Roanoke Times Copyright (c) 1995, Landmark Communications, Inc. DATE: FRIDAY, March 1, 1991 TAG: 9103010719 SECTION: BUSINESS PAGE: A-5 EDITION: EVENING SOURCE: Associated Press DATELINE: WASHINGTON LENGTH: Medium
"I think there are some indications the problems in real estate are bottoming out," said William Seidman, chairman of the Federal Deposit Insurance Corp.
His agency, which insures deposits at banks and savings institutions, issued a compilation of statistics it uses as a "leading index" to predict the health of real estate markets. The data still show considerable weakness in many markets, but Seidman said he saw reason for hope.
Although the national office-vacancy rate increased to 19.5 percent at the end of 1990, from 18.1 percent a year earlier, rates in two-thirds of metropolitan areas studied were lower at the end of the year compared with the average of the past three years.
Also, falling home prices have combined with declining interest rates to bring housing to its most affordable point since 1977, he said. Already there is anecdotal, if not statistical, evidence that home sales are picking up, he said.
"It certainly doesn't say the real estate recession is over, but there are some indicators it's bottoming out," he said.
Seidman issued the real estate report the same day he tried to persuade members of Congress that banks - not taxpayers - will be able to repay up to $30 billion in borrowing he is proposing to bolster the government fund insuring deposits.
The decline of commercial real estate values has been the driving force behind the deterioration of banks' profits and the high rate of failures. Any improvement in real estate markets would be very good news for both the industry and the insurance fund.
However, many private analysts see no reason yet for optimism.
"I think his argument is very weak," said economist Paul Getman of Regional Financial Associates in West Chester, Pa. "He'll be lucky if the real estate recession hits bottom at the end of this year, because I don't see any signs of bottoming yet."
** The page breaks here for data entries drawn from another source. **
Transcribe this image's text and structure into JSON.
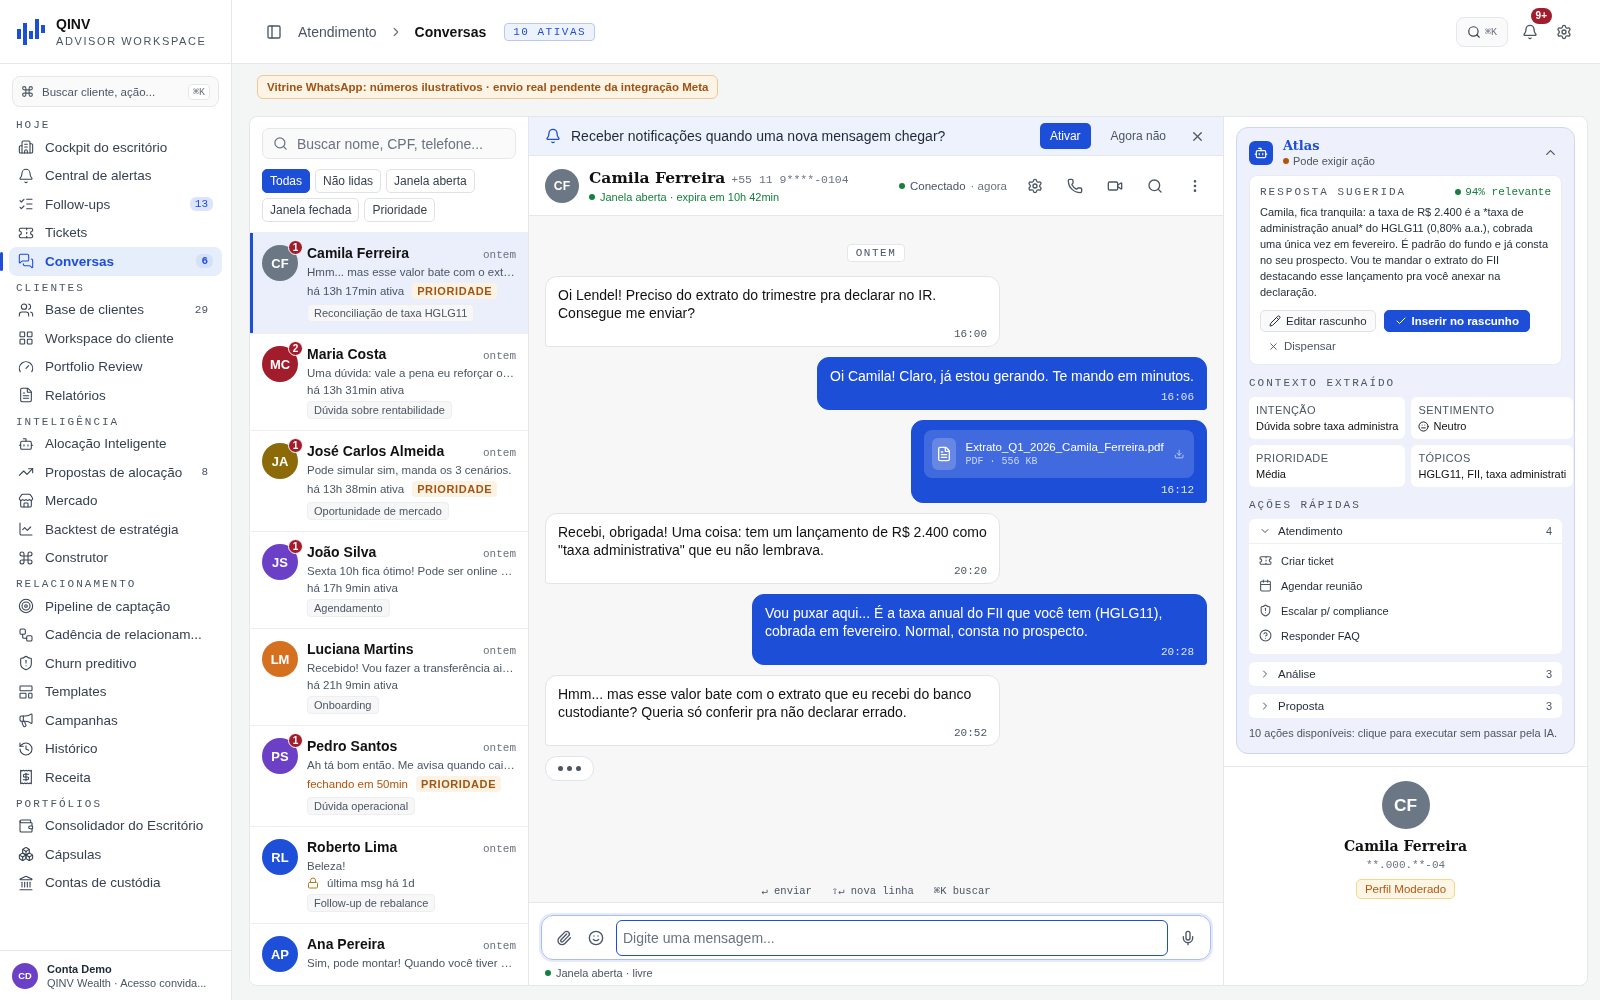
{
  "brand": {
    "name": "QINV",
    "subtitle": "ADVISOR WORKSPACE"
  },
  "sidebar": {
    "search": {
      "placeholder": "Buscar cliente, ação...",
      "shortcut": "⌘K"
    },
    "sections": [
      {
        "title": "HOJE",
        "items": [
          {
            "label": "Cockpit do escritório",
            "selected": false
          },
          {
            "label": "Central de alertas",
            "selected": false
          },
          {
            "label": "Follow-ups",
            "count": "13",
            "selected": false
          },
          {
            "label": "Tickets",
            "selected": false
          },
          {
            "label": "Conversas",
            "count": "6",
            "selected": true
          }
        ]
      },
      {
        "title": "CLIENTES",
        "items": [
          {
            "label": "Base de clientes",
            "count": "29",
            "selected": false
          },
          {
            "label": "Workspace do cliente",
            "selected": false
          },
          {
            "label": "Portfolio Review",
            "selected": false
          },
          {
            "label": "Relatórios",
            "selected": false
          }
        ]
      },
      {
        "title": "INTELIGÊNCIA",
        "items": [
          {
            "label": "Alocação Inteligente",
            "selected": false
          },
          {
            "label": "Propostas de alocação",
            "count": "8",
            "selected": false
          },
          {
            "label": "Mercado",
            "selected": false
          },
          {
            "label": "Backtest de estratégia",
            "selected": false
          },
          {
            "label": "Construtor",
            "selected": false
          }
        ]
      },
      {
        "title": "RELACIONAMENTO",
        "items": [
          {
            "label": "Pipeline de captação",
            "selected": false
          },
          {
            "label": "Cadência de relacionam...",
            "selected": false
          },
          {
            "label": "Churn preditivo",
            "selected": false
          },
          {
            "label": "Templates",
            "selected": false
          },
          {
            "label": "Campanhas",
            "selected": false
          },
          {
            "label": "Histórico",
            "selected": false
          },
          {
            "label": "Receita",
            "selected": false
          }
        ]
      },
      {
        "title": "PORTFÓLIOS",
        "items": [
          {
            "label": "Consolidador do Escritório",
            "selected": false
          },
          {
            "label": "Cápsulas",
            "selected": false
          },
          {
            "label": "Contas de custódia",
            "selected": false
          }
        ]
      }
    ],
    "account": {
      "initials": "CD",
      "name": "Conta Demo",
      "detail": "QINV Wealth · Acesso convida..."
    }
  },
  "topbar": {
    "breadcrumb": "Atendimento",
    "title": "Conversas",
    "badge": "10 ATIVAS",
    "search_shortcut": "⌘K",
    "notification_count": "9+"
  },
  "notice": "Vitrine WhatsApp: números ilustrativos · envio real pendente da integração Meta",
  "conversation_list": {
    "search": {
      "placeholder": "Buscar nome, CPF, telefone..."
    },
    "filters": [
      {
        "label": "Todas",
        "selected": true
      },
      {
        "label": "Não lidas",
        "selected": false
      },
      {
        "label": "Janela aberta",
        "selected": false
      },
      {
        "label": "Janela fechada",
        "selected": false
      },
      {
        "label": "Prioridade",
        "selected": false
      }
    ],
    "conversations": [
      {
        "initials": "CF",
        "color": "#6b7784",
        "unread": "1",
        "name": "Camila Ferreira",
        "time": "ontem",
        "preview": "Hmm... mas esse valor bate com o ext…",
        "status": {
          "text": "há 13h 17min ativa",
          "kind": "active"
        },
        "priority": "PRIORIDADE",
        "tag": "Reconciliação de taxa HGLG11",
        "selected": true
      },
      {
        "initials": "MC",
        "color": "#a11d2b",
        "unread": "2",
        "name": "Maria Costa",
        "time": "ontem",
        "preview": "Uma dúvida: vale a pena eu reforçar o…",
        "status": {
          "text": "há 13h 31min ativa",
          "kind": "active"
        },
        "tag": "Dúvida sobre rentabilidade",
        "selected": false
      },
      {
        "initials": "JA",
        "color": "#8c6a08",
        "unread": "1",
        "name": "José Carlos Almeida",
        "time": "ontem",
        "preview": "Pode simular sim, manda os 3 cenários.",
        "status": {
          "text": "há 13h 38min ativa",
          "kind": "active"
        },
        "priority": "PRIORIDADE",
        "tag": "Oportunidade de mercado",
        "selected": false
      },
      {
        "initials": "JS",
        "color": "#6b3fc6",
        "unread": "1",
        "name": "João Silva",
        "time": "ontem",
        "preview": "Sexta 10h fica ótimo! Pode ser online …",
        "status": {
          "text": "há 17h 9min ativa",
          "kind": "active"
        },
        "tag": "Agendamento",
        "selected": false
      },
      {
        "initials": "LM",
        "color": "#d5701f",
        "name": "Luciana Martins",
        "time": "ontem",
        "preview": "Recebido! Vou fazer a transferência ai…",
        "status": {
          "text": "há 21h 9min ativa",
          "kind": "active"
        },
        "tag": "Onboarding",
        "selected": false
      },
      {
        "initials": "PS",
        "color": "#6b3fc6",
        "unread": "1",
        "name": "Pedro Santos",
        "time": "ontem",
        "preview": "Ah tá bom então. Me avisa quando cai…",
        "status": {
          "text": "fechando em 50min",
          "kind": "closing"
        },
        "priority": "PRIORIDADE",
        "tag": "Dúvida operacional",
        "selected": false
      },
      {
        "initials": "RL",
        "color": "#1d4fd8",
        "name": "Roberto Lima",
        "time": "ontem",
        "preview": "Beleza!",
        "status": {
          "text": "última msg há 1d",
          "kind": "locked"
        },
        "tag": "Follow-up de rebalance",
        "selected": false
      },
      {
        "initials": "AP",
        "color": "#1d4fd8",
        "name": "Ana Pereira",
        "time": "ontem",
        "preview": "Sim, pode montar! Quando você tiver …",
        "selected": false
      }
    ]
  },
  "chat": {
    "prompt": {
      "text": "Receber notificações quando uma nova mensagem chegar?",
      "accept": "Ativar",
      "dismiss": "Agora não"
    },
    "contact": {
      "initials": "CF",
      "name": "Camila Ferreira",
      "phone": "+55 11 9****-0104",
      "window": "Janela aberta · expira em 10h 42min",
      "presence": "Conectado",
      "presence_time": "· agora"
    },
    "day_label": "ONTEM",
    "messages": [
      {
        "kind": "incoming",
        "text": "Oi Lendel! Preciso do extrato do trimestre pra declarar no IR. Consegue me enviar?",
        "time": "16:00"
      },
      {
        "kind": "outgoing",
        "text": "Oi Camila! Claro, já estou gerando. Te mando em minutos.",
        "time": "16:06"
      },
      {
        "kind": "file",
        "file_name": "Extrato_Q1_2026_Camila_Ferreira.pdf",
        "file_meta": "PDF · 556 KB",
        "time": "16:12"
      },
      {
        "kind": "incoming",
        "text": "Recebi, obrigada! Uma coisa: tem um lançamento de R$ 2.400 como \"taxa administrativa\" que eu não lembrava.",
        "time": "20:20"
      },
      {
        "kind": "outgoing",
        "text": "Vou puxar aqui... É a taxa anual do FII que você tem (HGLG11), cobrada em fevereiro. Normal, consta no prospecto.",
        "time": "20:28"
      },
      {
        "kind": "incoming",
        "text": "Hmm... mas esse valor bate com o extrato que eu recebi do banco custodiante? Queria só conferir pra não declarar errado.",
        "time": "20:52"
      }
    ],
    "typing": true,
    "shortcuts": [
      "↵ enviar",
      "⇧↵ nova linha",
      "⌘K buscar"
    ],
    "composer": {
      "placeholder": "Digite uma mensagem..."
    },
    "composer_status": "Janela aberta · livre"
  },
  "atlas": {
    "name": "Atlas",
    "status": "Pode exigir ação",
    "expanded": true,
    "suggestion": {
      "title": "RESPOSTA SUGERIDA",
      "relevance": "94% relevante",
      "text": "Camila, fica tranquila: a taxa de R$ 2.400 é a *taxa de administração anual* do HGLG11 (0,80% a.a.), cobrada uma única vez em fevereiro. É padrão do fundo e já consta no seu prospecto. Vou te mandar o extrato do FII destacando esse lançamento pra você anexar na declaração.",
      "edit": "Editar rascunho",
      "insert": "Inserir no rascunho",
      "dismiss": "Dispensar"
    },
    "context_title": "CONTEXTO EXTRAÍDO",
    "context": [
      {
        "label": "INTENÇÃO",
        "value": "Dúvida sobre taxa administra"
      },
      {
        "label": "SENTIMENTO",
        "value": "Neutro",
        "kind": "sentiment"
      },
      {
        "label": "PRIORIDADE",
        "value": "Média"
      },
      {
        "label": "TÓPICOS",
        "value": "HGLG11, FII, taxa administrati"
      }
    ],
    "actions_title": "AÇÕES RÁPIDAS",
    "action_groups": [
      {
        "label": "Atendimento",
        "count": "4",
        "expanded": true,
        "items": [
          "Criar ticket",
          "Agendar reunião",
          "Escalar p/ compliance",
          "Responder FAQ"
        ]
      },
      {
        "label": "Análise",
        "count": "3",
        "expanded": false
      },
      {
        "label": "Proposta",
        "count": "3",
        "expanded": false
      }
    ],
    "footer": "10 ações disponíveis: clique para executar sem passar pela IA."
  },
  "profile": {
    "initials": "CF",
    "name": "Camila Ferreira",
    "document": "**.000.**-04",
    "tag": "Perfil Moderado"
  }
}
In the residential market, Getman acknowledged that declining prices and interest rates have made housing more affordable. But, he said, many lenders now demand more than the 5 percent or 10 percent down payments they once required. That shuts many first-time home buyers out of the market, he said.
He said office vacancy rates may not be deteriorating sharply, but they are still very high. He said employment growth has slowed in white-collar industries, such as banking, offering little hope that rates will decline soon.
The FDIC ranked 52 office markets using for criteria: growth in office completion, growth in office employment, change in vacancy rate and the vacancy rate itself.
The five areas considered to have the best prospects were Salt Lake City; Houston; Kansas City; Norfolk, Va.; and Austin, Texas. The five areas most vulnerable to a downturn were Hartford, Conn.; Albuquerque, N.M.; Detroit; Baltimore; and St. Louis.
Despite problems, banks continued to expand their real estate lending, belying complaints of a credit crunch, Seidman said.
During 1990, commercial real estate lending increased 9 percent while home mortgage lending grew 15 percent, he said. That compares with total loan growth of only 2.5 percent.